Premier exercice afin de faire plus ample connaissance, tous doivent se présenter à tour de rôle. Mama commence. Elle est une habituée. La femme originaire du Mali participe à l’atelier depuis cinq ans. « J’espère bien trouver un travail à temps complet en restauration », confie l’aide-ménagère, une fiche de vocabulaire de français entre les mains.
En face d’elle, Sylvianne acquiesce en signe de soutien. Elle n’est pas ici pour apprendre la langue de Molière mais adore ces « moments de partage ». Pendant la durée de l’atelier, la doyenne qui parle l’italien, l’anglais et un peu d’arabe fait le pont entre les différents cultures.

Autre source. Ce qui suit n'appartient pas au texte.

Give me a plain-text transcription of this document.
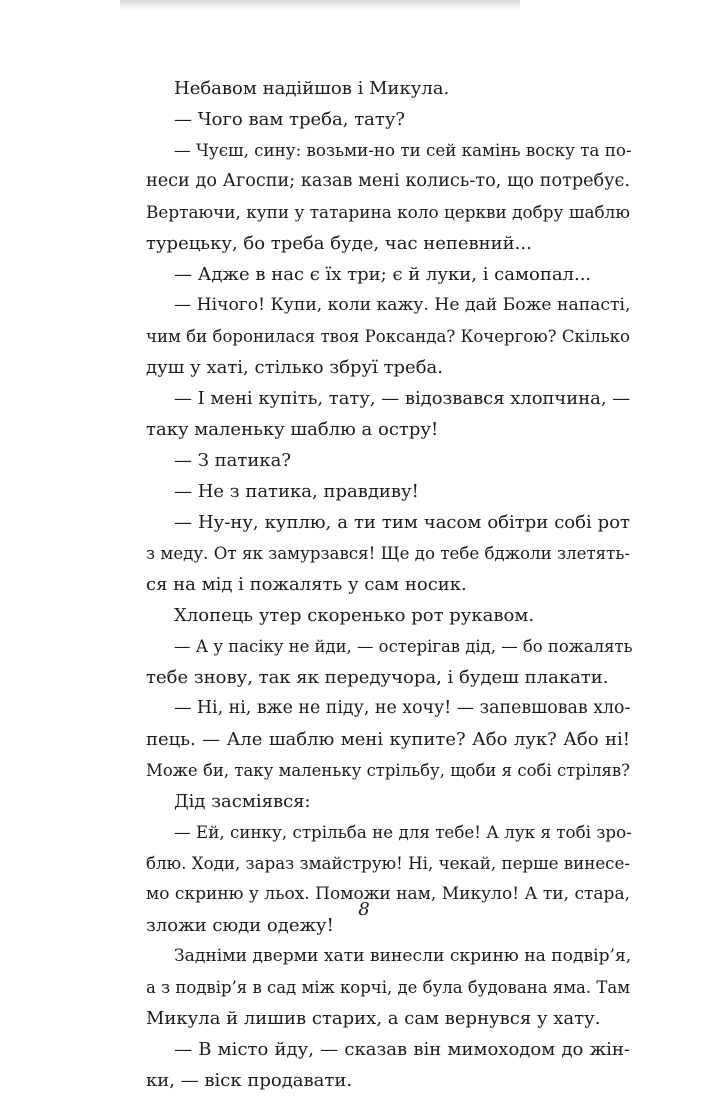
Небавом надійшов і Микула.
— Чого вам треба, тату?
— Чуєш, сину: возьми-но ти сей камінь воску та по-
неси до Агоспи; казав мені колись-то, що потребує.
Вертаючи, купи у татарина коло церкви добру шаблю
турецьку, бо треба буде, час непевний...
— Адже в нас є їх три; є й луки, і самопал...
— Нічого! Купи, коли кажу. Не дай Боже напасті,
чим би боронилася твоя Роксанда? Кочергою? Скілько
душ у хаті, стілько збруї треба.
— І мені купіть, тату, — відозвався хлопчина, —
таку маленьку шаблю а остру!
— З патика?
— Не з патика, правдиву!
— Ну-ну, куплю, а ти тим часом обітри собі рот
з меду. От як замурзався! Ще до тебе бджоли злетять-
ся на мід і пожалять у сам носик.
Хлопець утер скоренько рот рукавом.
— А у пасіку не йди, — остерігав дід, — бо пожалять
тебе знову, так як передучора, і будеш плакати.
— Ні, ні, вже не піду, не хочу! — запевшовав хло-
пець. — Але шаблю мені купите? Або лук? Або ні!
Може би, таку маленьку стрільбу, щоби я собі стріляв?
Дід засміявся:
— Ей, синку, стрільба не для тебе! А лук я тобі зро-
блю. Ходи, зараз змайструю! Ні, чекай, перше винесе-
мо скриню у льох. Поможи нам, Микуло! А ти, стара,
зложи сюди одежу!
Задніми дверми хати винесли скриню на подвір’я,
а з подвір’я в сад між корчі, де була будована яма. Там
Микула й лишив старих, а сам вернувся у хату.
— В місто йду, — сказав він мимоходом до жін-
ки, — віск продавати.
8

Figure rassurante, Lina, Mumu et Mohammed n’ont pas hésité à la choisir pour incarner leur mère dans le jeu.
« Croiser des francophones et des apprenants du français pour un échange de vocabulaire, un enrichissement, et gagner en fluidité dans l’expression orale, c’est tout l’objectif de cet atelier », explique Georges, coordinateur de la MCLA, attaché à la notion d’atelier participatif plus que de cours.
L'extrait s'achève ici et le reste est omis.